In a vain attempt to become productive and cultivate motivation and some kind of order into my otherwist Street Fighter 4 driven life I’m attempting to get all of the Project Euler puzzles done and to write a little bit about my solution and writing a better solution. In some, probably most, cases, I will also have to go through some theory of how I got to the solution.

The first puzzle has to do with finding the sum of a series of natural numbers. It’s very close to a question that I’ve added to our list of interview questions recently labelled FizzBuzz.

Write a program that prints the numbers from 1 to 100. But for multiples of three print “Fizz” instead of the number and for the multiples of five print “Buzz”. For numbers which are multiples of both three and five print “FizzBuzz”.

If you know how to program, or program on a regular basis the answer to this is quite straight forward and has the following steps.

  1. For each number, starting at 1 and ending with 100
  2. If the number divided by three has zero remainder output Fizz
    • If the number divided by five ALSO has a zero remainder output Buzz
  3. If the number divided by five has zero remainder output Buzz
  4. Otherwise, output the number

What we can do here, is replace the outputting of Fizz and Buzz with a summation of that number giving us the following, simpler pseudo code or flow.

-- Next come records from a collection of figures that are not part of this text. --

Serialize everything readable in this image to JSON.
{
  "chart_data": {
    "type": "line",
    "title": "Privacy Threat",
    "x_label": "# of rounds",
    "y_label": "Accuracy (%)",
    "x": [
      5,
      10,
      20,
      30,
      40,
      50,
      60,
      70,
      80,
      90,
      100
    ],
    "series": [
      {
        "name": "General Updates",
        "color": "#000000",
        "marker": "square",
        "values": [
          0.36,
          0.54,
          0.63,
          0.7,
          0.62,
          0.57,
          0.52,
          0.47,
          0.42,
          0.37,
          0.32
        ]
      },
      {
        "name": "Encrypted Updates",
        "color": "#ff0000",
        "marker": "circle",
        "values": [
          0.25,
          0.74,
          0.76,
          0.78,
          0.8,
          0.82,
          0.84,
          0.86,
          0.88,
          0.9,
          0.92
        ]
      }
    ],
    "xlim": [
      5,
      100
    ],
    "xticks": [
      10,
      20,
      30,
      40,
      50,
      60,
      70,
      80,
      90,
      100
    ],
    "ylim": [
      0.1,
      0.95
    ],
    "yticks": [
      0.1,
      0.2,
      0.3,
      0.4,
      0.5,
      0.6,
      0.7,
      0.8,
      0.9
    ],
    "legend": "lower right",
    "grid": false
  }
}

  1. For each number, starting at 1 and ending with 100
  2. If the number divided by three has zero remainder, add it to the ‘output’.
  3. OR If the number divided by five has zero remainder, add it to the ‘output’.
  4. Otherwise, do nothing.
  5. After we reach 100, print ‘output’

The more important thing about this is that we recognise the OR, a number that has a remainder of zero when divided by both five and three must not be added to the output twice.

The actual Project Euler first question is as follows:

Find the sum of all the multiples of 3 or 5 below 1000.

To solve this with a programming language it is beneficial to know about modulo arithmetic and the modulo operator, but I don’t have time to go in to this at the moment.

In future I hope to go in to other peoples solutions and how optimization is brought into Project Euler.